Cuties (Mignonnes) Review: Yang Hilang Dari Masa Kanak-Kanak Perempuan

Di balik seluruh kontroversi, Cuties justru memberikan kritik pedas terhadap budaya patriarki dalam agama dan liberalisme.

★ ★ ★ ★ ★
★ ★ ★ ★ ★

Pertengahan tahun ini, Cuties dipermasalahkan di media sosial akibat pemasaran Netflix yang terkesan melakukan seksualisasi terhadap anak-anak di dalam filmnya. Tak lama, film ini menjadi kontroversi dan ribuan orang mengecam Netflix yang telah mendistribusikan filmnya. Namun di balik itu semua, Cuties sesungguhnya adalah film yang paling tegas mengkritik seksualisasi anak, sebagaimana dapat dilihat apabila orang-orang sungguh menyaksikan film tersebut.

Amy adalah seorang gadis 11 tahun keturunan Senegal yang dibesarkan dalam keluarga Muslim di Prancis. Baru saja pindah ke lingkungan baru, Amy mulai menyadari masalah keluarganya dan beban-beban yang harus ia emban sebagai anak perempuan tertua di keluarganya. Hingga suatu saat, ia tertarik dengan sebuah geng penari anak-anak di sekolah barunya dan memutuskan untuk bergabung dengan mereka.

Cuties

Netflix

Ini adalah film panjang pertama dari sutradara Maïmouna Doucouré. Melihat reaksi para kritikus, dapat dikatakan bahwa sang sutradara berhasil menarik perhatian melalui arahannya. Apabila orang-orang mempermasalahkan seksualisasi anak yang terjadi di film ini, jelas mereka belum melihat langsung adegan demi adegannya. Arahan sang sutradara memang tidak luput dari sorotan seksual tipikal yang dihasilkan dari male gaze, tetapi penggunaan sorotan tersebut justru ia jadikan senjatanya.

(Warning: spoiler)

Pada adegan pertama kali Amy bertemu dan melihat Angelica, salah satu anggota geng penari, meliukkan tubuhnya mengikuti nada lagu di ruang cuci baju, Maïmouna Doucouré tidak menyorot sang gadis secara seksual. Sorotan luas yang mengambil tarian Angelica justru menunjukkan bahwa gadis itu menari hanya sebagai kesenangannya.

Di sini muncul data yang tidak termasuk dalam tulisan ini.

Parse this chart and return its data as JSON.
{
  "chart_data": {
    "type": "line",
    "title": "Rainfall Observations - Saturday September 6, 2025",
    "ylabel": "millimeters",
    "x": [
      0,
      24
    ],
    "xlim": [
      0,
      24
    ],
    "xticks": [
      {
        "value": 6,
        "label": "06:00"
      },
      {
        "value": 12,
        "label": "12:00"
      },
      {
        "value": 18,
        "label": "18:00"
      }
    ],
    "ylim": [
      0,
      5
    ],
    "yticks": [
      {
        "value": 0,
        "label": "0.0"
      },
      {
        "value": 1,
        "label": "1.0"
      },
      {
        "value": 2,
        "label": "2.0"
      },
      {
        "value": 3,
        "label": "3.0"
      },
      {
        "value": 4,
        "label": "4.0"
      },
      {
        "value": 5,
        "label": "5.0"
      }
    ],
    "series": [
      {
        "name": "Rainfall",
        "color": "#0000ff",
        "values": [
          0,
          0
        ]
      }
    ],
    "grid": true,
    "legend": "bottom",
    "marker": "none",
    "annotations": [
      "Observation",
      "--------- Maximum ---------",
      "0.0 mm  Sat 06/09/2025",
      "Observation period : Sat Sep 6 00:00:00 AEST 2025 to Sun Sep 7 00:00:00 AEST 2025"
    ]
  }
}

Namun seiring film berjalan dan Amy mulai ikut menari, sorotan sang sutradara berubah menjadi lebih berfokus pada bagian-bagian intim sang anak. Hal ini bukan dimaksudkan untuk menjadikan mereka sebagai objek seksual, namun justru sebagai bukti bahwa Amy menari bukan karena ia suka menari, tetapi karena ia hanya ingin merasakan kebebasan yang justru membahayakannya.

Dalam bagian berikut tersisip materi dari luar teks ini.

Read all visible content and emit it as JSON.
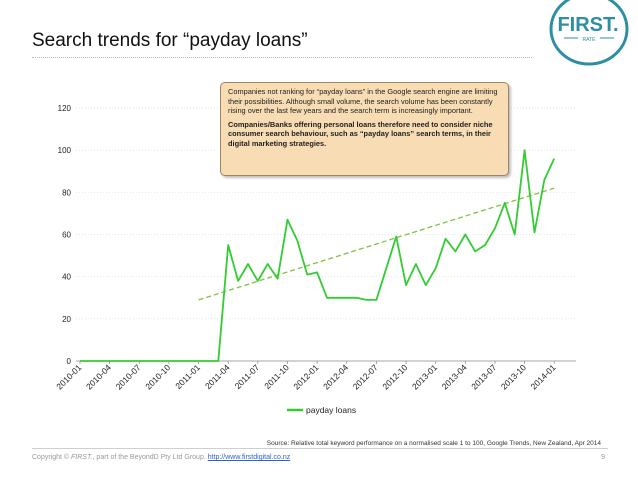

Sayangnya, jalan kebebasan yang dituju oleh Amy adalah kebebasan yang ditawarkan oleh liberal feminisme melalui bentuk sex positivity. Kebebasan yang dia temukan adalah kebebasan yang bisa didapatkan dengan melakukan seksualisasi terhadap tubuhnya sendiri yang masih tergolong anak-anak. Budaya sex positivity ini sangat mudah ditemui di internet dengan embel-embel bahwa seksualisasi bisa menjadi pemberdayaan perempuan juga. Pandangan feminisme liberal ini dikritisi oleh Cuties yang menunjukkan bahwa justru pemikiran tersebut dapat memiliki dampak negatif terhadap anak-anak yang masih sangat mudah dipengaruhi lingkungan.

Cuties

Photo via IMDb

Selain permasalahan seksualisasi anak, Cuties juga sempat dianggap sebagai film yang menanamkan nilai Islamofobia karena plotnya yang menunjukkan seorang anak gadis muslim yang terkekang akhirnya bisa merasakan kebebasan melalui teman-temannya yang hidup bebas tanpa embel-embel ajaran agama. Tetapi hal ini tidak sepenuhnya benar.

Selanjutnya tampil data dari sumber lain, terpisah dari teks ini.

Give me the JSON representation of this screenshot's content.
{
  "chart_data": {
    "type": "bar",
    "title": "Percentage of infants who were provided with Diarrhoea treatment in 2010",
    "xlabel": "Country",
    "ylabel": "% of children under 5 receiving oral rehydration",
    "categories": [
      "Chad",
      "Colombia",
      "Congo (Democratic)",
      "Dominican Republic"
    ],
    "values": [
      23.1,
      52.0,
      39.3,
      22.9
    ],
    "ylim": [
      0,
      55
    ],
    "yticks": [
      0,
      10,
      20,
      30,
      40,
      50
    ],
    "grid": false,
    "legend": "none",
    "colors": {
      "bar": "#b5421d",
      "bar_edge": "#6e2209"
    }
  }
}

Anak perempuan harus menutupi auratnya agar laki-laki tidak berdosa ketika melihatnya. Perempuan adalah penghuni neraka yang paling banyak. Perempuan harus mendengarkan suaminya, dan sebelum mendapatkan suami, mereka harus mendengarkan orangtuanya. Tidak dapat disangkal bahwa ajaran-ajaran tersebut sudah sangat sering didengar di kuping perempuan muslim sejak kecil. Namun harus dititikberatkan bahwa ajaran agama yang patriarkal bukan berarti bahwa agama tersebut pada intinya juga patriarkal. Hanya saja, bagaimana sebagian besar penganutnya menginterpretasikan ajaran tersebut justru dapat melenceng dari nilai “memuliakan perempuan” yang terdapat di dalam Islam.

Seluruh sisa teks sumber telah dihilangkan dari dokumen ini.